Bu tablonun öne çıkardığı iki nokta daha var. Birincisi, İYİ Parti’nin konumu… Meral Akşener, Kılıçdaroğlu ile ittifakı ve Erdoğan ile polemiğe girmeme taktiği ile partisini MHP’den ayrılma bir grup kimliğinden çıkartıp, merkez sağa, sağdaki laik ve şehirlilerin partisi olmaya aday konuma yerleştirdi. Akşener’in güçlü kadın lider imajıyla kişisel özellikleri de (eğitimli, şehirli, sağcı, laik) onu ve partisini Türk siyasetinde kalıcı hale getirebilir. Erdoğan’ın doğrudan hedef almadığı tek partinin İYİ Parti olması, hem onu –HDP ile gizli işbirliği söylemi ile- CHP’den koparmayı, hem de MHP’ye karşı seçenek olarak yedekte tutma arzusunu gösteriyor. Bu durum da MHP lideri Bahçeli’yi rahatsız eden ve kendisini Erdoğan’a sürekli hatırlatmasına neden olan bir başka etken…

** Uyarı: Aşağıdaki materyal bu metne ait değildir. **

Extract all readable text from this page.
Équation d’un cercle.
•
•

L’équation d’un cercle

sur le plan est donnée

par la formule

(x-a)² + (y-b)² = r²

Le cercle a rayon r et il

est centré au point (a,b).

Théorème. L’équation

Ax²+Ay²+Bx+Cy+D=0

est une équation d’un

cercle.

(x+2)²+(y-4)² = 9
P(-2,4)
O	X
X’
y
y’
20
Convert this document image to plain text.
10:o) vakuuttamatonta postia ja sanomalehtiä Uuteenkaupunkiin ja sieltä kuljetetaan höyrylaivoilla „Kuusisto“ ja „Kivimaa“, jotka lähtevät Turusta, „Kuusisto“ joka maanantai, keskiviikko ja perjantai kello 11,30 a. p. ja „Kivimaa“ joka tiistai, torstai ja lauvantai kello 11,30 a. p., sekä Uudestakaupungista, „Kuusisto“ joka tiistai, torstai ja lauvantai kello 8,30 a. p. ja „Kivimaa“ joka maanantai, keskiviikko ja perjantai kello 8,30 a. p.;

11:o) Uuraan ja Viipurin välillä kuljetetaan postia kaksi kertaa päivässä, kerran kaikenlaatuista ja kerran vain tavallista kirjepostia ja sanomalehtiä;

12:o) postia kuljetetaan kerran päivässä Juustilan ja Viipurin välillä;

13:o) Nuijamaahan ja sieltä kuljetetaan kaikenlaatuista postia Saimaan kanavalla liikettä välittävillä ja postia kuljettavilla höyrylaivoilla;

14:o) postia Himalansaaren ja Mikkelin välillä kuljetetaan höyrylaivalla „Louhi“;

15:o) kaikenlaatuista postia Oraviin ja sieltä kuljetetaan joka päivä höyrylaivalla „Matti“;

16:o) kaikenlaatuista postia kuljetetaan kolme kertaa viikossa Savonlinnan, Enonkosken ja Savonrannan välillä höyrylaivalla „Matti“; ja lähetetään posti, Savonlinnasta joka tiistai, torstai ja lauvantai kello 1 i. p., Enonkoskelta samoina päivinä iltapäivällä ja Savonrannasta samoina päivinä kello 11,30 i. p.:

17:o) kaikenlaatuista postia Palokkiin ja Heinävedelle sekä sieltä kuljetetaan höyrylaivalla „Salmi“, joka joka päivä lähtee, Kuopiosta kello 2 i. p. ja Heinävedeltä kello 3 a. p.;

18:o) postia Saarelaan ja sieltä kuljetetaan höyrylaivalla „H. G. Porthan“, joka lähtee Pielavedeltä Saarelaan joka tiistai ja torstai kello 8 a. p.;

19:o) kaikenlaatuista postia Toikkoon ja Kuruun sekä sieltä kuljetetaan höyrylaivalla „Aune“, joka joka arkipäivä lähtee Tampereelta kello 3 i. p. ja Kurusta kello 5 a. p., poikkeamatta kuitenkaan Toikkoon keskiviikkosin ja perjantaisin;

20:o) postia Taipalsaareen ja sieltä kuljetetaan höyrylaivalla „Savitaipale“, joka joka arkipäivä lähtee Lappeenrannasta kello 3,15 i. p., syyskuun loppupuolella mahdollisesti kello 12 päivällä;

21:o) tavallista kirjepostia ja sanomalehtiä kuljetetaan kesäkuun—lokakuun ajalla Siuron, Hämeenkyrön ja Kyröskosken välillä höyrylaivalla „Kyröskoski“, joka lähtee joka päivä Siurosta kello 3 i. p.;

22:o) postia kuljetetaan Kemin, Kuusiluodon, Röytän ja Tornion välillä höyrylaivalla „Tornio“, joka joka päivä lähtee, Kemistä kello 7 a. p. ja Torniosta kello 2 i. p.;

İkincisi de HDP’nin, daha doğrusu Selahattin Demirtaş’ın konumu. Demirtaş bir ara kendi partisi tarafından gözden çıkarılmış görüntüsüne rağmen, Edirne Cezaevinden 31 Mart seçim sürecinde HDP kitlesinin nispeten sakin durup, sessizce oylarını kullanmasını sağlayan asli etken oldu. Bu sakin etkisini seçim sonrasında da sürdürüyor ve muhtemelen Kandil’i de rahatsız edecek şekilde, cezaevinde olmasına karşın Türk siyasetinin doğal aktörlerinden biri olma özelliği kazanmaya başladı. Bu özelliğini PKK ile arasına çizgi çekecek düzeye geliştirmesi halinde siyasette daha da etkili olma potansiyeli taşıyor. Bu durum, Suriye’de ABD ile PKK ve uzantılarıyla yaşanan sorunu unutmadan, Erdoğan’ın önünde belli ihtimalleri açık tutarken, Bahçeli’yi tedirgin ediyor.
YSK’nın zor kararı alma süreci uzadıkça, bir yandan çetin ekonomi ve dış politika sorunlarıyla karşı karşıya olan Ankara’da yeni soruların ve sorunların ortaya çıktığı görülüyor.